Homily notes: Fifth Sunday of Easter Year C

Fr Brendan Byrne SJ 11 May 2025

In the Fourth Gospel, the glory of God, revealed in this terrifying and remote way to the Israelites, has now been made manifest in the human flesh of Jesus.

LECTIONARY READINGS
First reading: Acts 14:21-27
Responsorial psalm: Ps 144(145):8-13
Second reading: Apocalypse 21:1-5
Gospel: John 13:31-35
Link to readings

The short sequence that makes up the Gospel for today (John 13:31-35) follows immediately on Jesus’ prediction at the Last Supper that Judas will betray him. It may seem surprising that Jesus responds to Judas’ departure on his treacherous errand with what amounts almost to a cry of exaltation: ‘Now the Son of Man has been glorified, and God has been glorified in him’. The two matters are, however, closely – even causally – connected. Judas’ act of betrayal will trigger the sequence of events that will culminate in Jesus’ public execution upon a cross. In everyday understanding such an end to a human life would be the ultimate in shame and degradation.

In the perspective of the Fourth Gospel, however, it represents the ‘glorification’ of Jesus – and the glorification of the Father whose will lies behind everything that happens to him.

MANIFEST GOD’S GLORY
To understand this we have to appreciate the way in which ‘glory’ (Greek doxa) functions in the Fourth Gospel and in the biblical tradition that lies behind it. According to that tradition no human being can see God and live (cf. John 1:18). But the created world and certain remarkable events display the presence, power, and character of the unseen God. In this sense they manifest God’s ‘glory’. The most striking example of God’s glory in the Old Testament is the pillar of cloud (that became at night a pillar of fire) which accompanied the Israelites at the time of their exodus from Egypt and years of subsequent wandering in the wilderness of Sinai (Exod 13:21; 40:34).

In the Fourth Gospel, as the Prologue (1:1-18) makes clear, the glory of God, revealed in this terrifying and remote way to the Israelites, has now been made manifest in the human flesh of Jesus: ‘And the Word became flesh and pitched his tent among us, and we have seen his glory, the glory as of a father’s only son, the fullness of a gift that is truth’ (1:14).

DIVINE LOVE
As the drama of the Gospel proceeds, it becomes clear that the high point of this revelation of divine glory in the human flesh of Jesus will come about as he is ‘lifted up’ and dies upon the cross. This death – at one level a work of human violence and treachery in extreme degree – represents at a deeper level the free outpouring of divine love for the human race. Jesus’ ‘glorifies’ God in death in that he reveals the very being of God to be love (1 John 4:7, 16), becomes ‘transparent’, as it were, to the divine love (John 3:16). The retrospective (‘has been glorified’) and prospective (‘will glorify’) statements of Jesus in the gospel encompass a total process whereby both in his human life up till this and now, climactically, in his imminent death, God will be revealed as love.
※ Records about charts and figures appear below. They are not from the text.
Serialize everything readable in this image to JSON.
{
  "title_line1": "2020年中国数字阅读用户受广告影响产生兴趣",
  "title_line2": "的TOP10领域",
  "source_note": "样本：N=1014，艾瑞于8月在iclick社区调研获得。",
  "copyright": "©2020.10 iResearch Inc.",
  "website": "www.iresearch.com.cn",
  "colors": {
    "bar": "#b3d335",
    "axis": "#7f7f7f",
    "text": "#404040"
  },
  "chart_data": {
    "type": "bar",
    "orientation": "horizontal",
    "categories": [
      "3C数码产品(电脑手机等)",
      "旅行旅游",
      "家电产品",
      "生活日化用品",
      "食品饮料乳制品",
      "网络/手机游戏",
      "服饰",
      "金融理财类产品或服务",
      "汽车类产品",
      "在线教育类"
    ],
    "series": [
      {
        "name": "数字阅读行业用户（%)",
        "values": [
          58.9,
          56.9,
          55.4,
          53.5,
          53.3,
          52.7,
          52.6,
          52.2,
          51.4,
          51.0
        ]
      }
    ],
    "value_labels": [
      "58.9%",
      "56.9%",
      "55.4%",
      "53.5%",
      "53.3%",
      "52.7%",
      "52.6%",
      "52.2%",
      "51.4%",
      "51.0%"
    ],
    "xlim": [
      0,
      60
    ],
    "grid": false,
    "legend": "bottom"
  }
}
The ‘new commandment’ given to the disciples – that they are to love one another, ‘just as I have loved you’ – flows essentially from this. It is ‘new’ in the sense that it is called for by the new set of circumstances that is fast approaching. After Jesus’ death and return to the Father, the community will no longer have the physical presence of Jesus to make the divine love palpable in their midst. Their own, equally palpable, love for one another must instead take on this role. If this high requirement is fulfilled, if they do indeed love one another after the pattern he has set, then this will signal to outsiders that they are truly his disciples. 

As so often, then, in this Fourth Gospel, we have in the community’s understanding of itself the full sweep, so to speak, of Incarnation: the love which the members experience from one another, is an extension of the love they have received from Jesus, which is itself an extension of the divine love, reaching out to share eternal life with the world.

NEW CREATION
The Second Reading, from the Apocalypse, 21:1-5, depicts the sense of divine presence in the community in very different but complementary way. God’s work of redemption, something which continues until the final triumph of the Lamb, represents a ‘new creation’: new heaven, new earth and new city of Jerusalem (the community) in which God will be ‘at home’ with God’s people. What is presented is a glimpse of a future reality. But the depiction of it as ‘descending’ from heaven communicates the sense that its realisation is already under way here and now: the life of the present toiling, suffering and struggling community is indeed the ‘new creation’.

On a more historical level, the First Reading, from Acts 14:21-27, describes a further stage of the expansion of the community as Paul and Barnabas consolidate the mission to the Gentiles and bring back a report on this to their base church at Antioch.